The authors conclude that the algorithm shows good discrimination and calibration and could potentially be very useful in identifying those at highest risk.

Possible net harms of breast cancer screening
BMJ 2011; 343: d7627

This study aimed to answer the simple question: could breast screening do more harm than good?

In the 1980s, the Forrest Report led to the introduction of breast screening for women more than 50 years old.

A subsequent Cochrane review cast some doubt on the value of this initiative, pointing out the possibility of morbidity from false-negatives being treated, and psychological distress being caused.

Computer modelling followed two cohorts of 100,000 healthy women, one undergoing screening and the other not.

Pre-screening rates of breast cancer were applied to both groups.

The conclusion was that harms from screening largely offset the benefits up to 10 years, after which benefits accumulated rapidly, but much less than originally expected.

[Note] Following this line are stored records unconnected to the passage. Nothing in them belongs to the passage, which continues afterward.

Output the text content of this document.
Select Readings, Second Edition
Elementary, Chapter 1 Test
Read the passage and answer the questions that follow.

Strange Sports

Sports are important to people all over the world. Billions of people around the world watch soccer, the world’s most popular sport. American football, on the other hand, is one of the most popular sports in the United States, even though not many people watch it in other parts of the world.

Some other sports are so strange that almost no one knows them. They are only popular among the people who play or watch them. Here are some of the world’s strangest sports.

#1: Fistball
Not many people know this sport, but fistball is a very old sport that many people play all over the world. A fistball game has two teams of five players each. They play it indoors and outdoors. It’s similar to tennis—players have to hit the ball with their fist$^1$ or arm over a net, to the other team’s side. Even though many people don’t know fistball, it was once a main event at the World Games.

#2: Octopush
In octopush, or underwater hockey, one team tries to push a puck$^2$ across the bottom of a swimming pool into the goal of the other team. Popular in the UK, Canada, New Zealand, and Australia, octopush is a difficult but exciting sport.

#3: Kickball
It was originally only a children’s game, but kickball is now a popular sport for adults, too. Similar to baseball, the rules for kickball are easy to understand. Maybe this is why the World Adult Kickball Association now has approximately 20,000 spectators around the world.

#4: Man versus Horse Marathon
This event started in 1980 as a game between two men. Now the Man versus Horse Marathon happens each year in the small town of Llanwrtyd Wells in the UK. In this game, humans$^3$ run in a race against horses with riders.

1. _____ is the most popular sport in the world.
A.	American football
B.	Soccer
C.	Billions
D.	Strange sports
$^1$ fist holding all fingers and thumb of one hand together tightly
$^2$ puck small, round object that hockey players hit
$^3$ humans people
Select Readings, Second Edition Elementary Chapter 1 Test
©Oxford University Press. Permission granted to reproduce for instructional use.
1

All this has polarised opinion in the profession and makes it difficult to advise patients. It appears that the controversy will continue for some time to come.

  • Dr Glenesk is a GP in Aberdeen and a member of our team who regularly review the journals

Reflect on this article and add notes to your CPD Organiser on MIMS Learning

CPD IMPACT: EARN MORE CREDITS

These further action points may allow you to earn more credits by increasing the time spent and the impact achieved.

  • Perform a search for all of your patients with RA and administer a short questionnaire for depression.
  • Identify all of your patients diagnosed with cancer in the past year. How many did you refer urgently, and what were the early symptoms? You can also look at the percentage of your urgent referrals which resulted in a diagnosis of cancer.
  • Identify all the women diagnosed with breast cancer from your last round of screening. Are there any very early diagnoses? You could discuss these cases with a local breast surgeon.